Six officers fired as a result of an internal review into the 2012 chase and shooting that ended in the deaths of two unarmed suspects will not lose their pensions, according to Ohio law.
In a press conference Tuesday, Michael McGrath, Cleveland’s Director of Public Safety, announced the termination of six officers and the suspension of six officers. One officer has retired since the incident.
The 13 officers fired a total of 137 shots into Timothy Russell's Chevy Malibu. Russell and his passenger Malissa WIlliams were killed after leading police on a 24-minute high-speed chase.
Both victims were shot more than 23 times.
According to Section 2929.192, the officers are not in violation of the crimes stipulated in the Ohio Revised Code and therefore eligible to collect pensions following termination.
The law lists ”bribery, engaging in a pattern of corrupt activity or theft” as the reasons for forfeiture of retirement benefits.
The officers in this case were fired for breaking police division rules and policies, not Ohio law.
Legal experts and lawyers tied to the case told newsnet5.com that the terminations could likely be reversed according to precedent.
In 2014, Sergeant Michael Donegan was fired for his role as a supervisor during the deadly chase. An arbitrator reversed that decision and restored the ranks of two officers who were demoted.

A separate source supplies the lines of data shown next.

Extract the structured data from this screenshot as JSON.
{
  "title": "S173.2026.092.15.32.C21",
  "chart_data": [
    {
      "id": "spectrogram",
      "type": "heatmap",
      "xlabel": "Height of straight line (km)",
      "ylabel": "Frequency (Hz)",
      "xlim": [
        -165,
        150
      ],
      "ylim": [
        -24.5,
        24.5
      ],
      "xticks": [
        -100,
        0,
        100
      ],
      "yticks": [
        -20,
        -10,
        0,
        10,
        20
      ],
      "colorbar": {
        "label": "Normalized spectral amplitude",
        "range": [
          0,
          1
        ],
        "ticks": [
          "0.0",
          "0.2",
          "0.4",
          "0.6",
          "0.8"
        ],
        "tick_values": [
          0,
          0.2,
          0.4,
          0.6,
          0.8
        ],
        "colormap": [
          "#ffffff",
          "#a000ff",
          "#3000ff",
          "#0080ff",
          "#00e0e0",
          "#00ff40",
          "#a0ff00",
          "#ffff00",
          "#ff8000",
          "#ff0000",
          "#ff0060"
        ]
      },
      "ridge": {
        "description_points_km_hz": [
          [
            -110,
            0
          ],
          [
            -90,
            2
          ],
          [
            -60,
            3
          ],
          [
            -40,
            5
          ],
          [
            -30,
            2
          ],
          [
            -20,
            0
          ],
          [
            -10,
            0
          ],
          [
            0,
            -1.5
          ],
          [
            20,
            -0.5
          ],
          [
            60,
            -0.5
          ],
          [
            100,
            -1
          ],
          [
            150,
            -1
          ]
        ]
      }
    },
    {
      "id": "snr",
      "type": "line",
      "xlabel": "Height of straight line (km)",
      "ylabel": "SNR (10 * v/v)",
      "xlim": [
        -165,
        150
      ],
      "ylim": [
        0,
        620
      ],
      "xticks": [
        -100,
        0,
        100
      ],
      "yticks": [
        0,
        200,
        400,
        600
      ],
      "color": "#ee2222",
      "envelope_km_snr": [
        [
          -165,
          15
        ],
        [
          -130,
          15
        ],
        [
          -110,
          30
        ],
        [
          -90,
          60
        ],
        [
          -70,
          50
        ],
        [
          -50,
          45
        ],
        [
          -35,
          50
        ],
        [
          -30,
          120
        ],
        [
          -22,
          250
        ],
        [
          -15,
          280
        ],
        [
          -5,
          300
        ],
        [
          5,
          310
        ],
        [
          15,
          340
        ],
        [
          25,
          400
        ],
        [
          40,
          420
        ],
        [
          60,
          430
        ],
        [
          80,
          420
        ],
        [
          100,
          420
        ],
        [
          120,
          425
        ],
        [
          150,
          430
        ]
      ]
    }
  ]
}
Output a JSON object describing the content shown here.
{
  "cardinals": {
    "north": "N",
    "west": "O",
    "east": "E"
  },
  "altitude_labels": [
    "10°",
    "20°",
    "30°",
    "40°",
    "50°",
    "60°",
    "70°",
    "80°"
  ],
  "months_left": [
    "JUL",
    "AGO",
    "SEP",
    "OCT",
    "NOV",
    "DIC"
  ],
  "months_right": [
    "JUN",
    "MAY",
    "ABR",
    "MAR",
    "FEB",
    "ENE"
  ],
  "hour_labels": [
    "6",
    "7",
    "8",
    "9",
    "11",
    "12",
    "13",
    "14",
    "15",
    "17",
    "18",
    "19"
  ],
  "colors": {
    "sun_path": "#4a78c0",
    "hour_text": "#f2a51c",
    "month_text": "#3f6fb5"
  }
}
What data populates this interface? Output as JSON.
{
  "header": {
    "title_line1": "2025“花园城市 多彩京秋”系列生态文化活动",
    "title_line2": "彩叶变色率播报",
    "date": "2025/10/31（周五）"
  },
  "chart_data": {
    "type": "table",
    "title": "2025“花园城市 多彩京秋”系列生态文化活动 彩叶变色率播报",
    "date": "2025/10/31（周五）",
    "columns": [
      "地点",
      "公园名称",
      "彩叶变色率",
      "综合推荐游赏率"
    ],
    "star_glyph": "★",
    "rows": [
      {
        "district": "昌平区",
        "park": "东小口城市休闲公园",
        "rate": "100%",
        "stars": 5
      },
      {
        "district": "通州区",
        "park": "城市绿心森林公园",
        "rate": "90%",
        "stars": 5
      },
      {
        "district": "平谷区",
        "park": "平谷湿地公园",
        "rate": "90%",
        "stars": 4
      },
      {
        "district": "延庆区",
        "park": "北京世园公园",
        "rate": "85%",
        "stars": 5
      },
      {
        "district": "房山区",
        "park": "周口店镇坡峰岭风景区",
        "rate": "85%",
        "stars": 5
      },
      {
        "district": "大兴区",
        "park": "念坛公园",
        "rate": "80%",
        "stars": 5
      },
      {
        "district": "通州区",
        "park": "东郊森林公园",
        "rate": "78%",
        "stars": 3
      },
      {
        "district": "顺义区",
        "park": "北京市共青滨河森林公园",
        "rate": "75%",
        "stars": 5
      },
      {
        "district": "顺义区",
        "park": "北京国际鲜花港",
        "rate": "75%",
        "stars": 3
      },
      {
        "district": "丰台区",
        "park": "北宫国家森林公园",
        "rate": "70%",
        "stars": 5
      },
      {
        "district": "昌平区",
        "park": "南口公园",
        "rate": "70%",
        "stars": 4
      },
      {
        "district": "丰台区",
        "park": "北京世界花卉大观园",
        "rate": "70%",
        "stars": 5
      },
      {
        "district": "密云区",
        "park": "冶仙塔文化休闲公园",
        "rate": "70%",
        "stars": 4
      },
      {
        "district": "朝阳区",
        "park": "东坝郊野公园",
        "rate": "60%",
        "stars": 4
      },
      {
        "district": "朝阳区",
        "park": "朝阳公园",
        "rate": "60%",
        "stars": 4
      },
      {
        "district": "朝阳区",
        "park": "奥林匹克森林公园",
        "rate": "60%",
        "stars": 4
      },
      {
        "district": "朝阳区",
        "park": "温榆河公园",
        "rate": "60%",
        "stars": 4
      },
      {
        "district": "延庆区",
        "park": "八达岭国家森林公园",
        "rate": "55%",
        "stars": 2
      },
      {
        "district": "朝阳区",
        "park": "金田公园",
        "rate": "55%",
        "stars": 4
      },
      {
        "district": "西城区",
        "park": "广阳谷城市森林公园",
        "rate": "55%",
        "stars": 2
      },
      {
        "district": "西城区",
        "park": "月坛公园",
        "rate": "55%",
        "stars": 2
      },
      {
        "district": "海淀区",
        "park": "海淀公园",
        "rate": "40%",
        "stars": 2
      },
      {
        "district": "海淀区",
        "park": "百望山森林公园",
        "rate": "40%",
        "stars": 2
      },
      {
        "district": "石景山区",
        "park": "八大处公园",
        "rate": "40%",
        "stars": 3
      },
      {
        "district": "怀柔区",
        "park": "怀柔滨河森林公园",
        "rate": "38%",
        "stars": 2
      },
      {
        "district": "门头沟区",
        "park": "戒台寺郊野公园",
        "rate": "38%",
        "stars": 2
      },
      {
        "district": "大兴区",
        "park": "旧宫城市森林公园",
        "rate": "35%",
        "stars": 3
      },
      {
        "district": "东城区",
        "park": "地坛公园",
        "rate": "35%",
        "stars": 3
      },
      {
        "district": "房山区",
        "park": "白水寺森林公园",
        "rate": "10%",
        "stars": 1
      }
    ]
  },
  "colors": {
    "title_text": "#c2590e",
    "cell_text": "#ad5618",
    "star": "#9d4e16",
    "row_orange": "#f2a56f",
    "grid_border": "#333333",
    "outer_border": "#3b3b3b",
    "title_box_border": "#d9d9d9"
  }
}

Another arbitrator threw out the charges against 18 other officers.
“Mainstream society has traditionally given the benefit of the doubt to officers to an officer’s word to an officer report,” David Malik, attorney for the Williams’ family, told newsnet5.com.
Jonathan Witmer-Rich, an associate professor as Cleveland Marshall College of Law, said arbitration process could set a dangerous precedent.
“You know that’s a real problem. There’s a serious public safety issue if it’s not reasonably possible to discipline officers after findings of serious misconduct,” Witmer-Rich told newsnet5.com.
The Cleveland Police Patrolmen's Association has filed grievances and vowed to reinstate the terminated officers.
“The city’s going to have an opportunity to prove their case and trust me when I tell you, they don’t have one,” President Stephen Loomis said in a press conference after news of the discipline.
The CPPA released another statement Wednesday, saying in part:
Make NO mistake, the decision to discipline our Officers is shamefully political and is the direct result of the current and false narrative surrounding the facts and law enforcement throughout this country. Their decision is also in direct conflict with the Federal Consent Decree agreement between the City of Cleveland and Department of Justice, which clearly "prohibits the consideration of the high (or low) profile nature of the incident" when determining discipline.
The city now has 20 days to respond to the CPPA’s grievances before the arbitration process begins.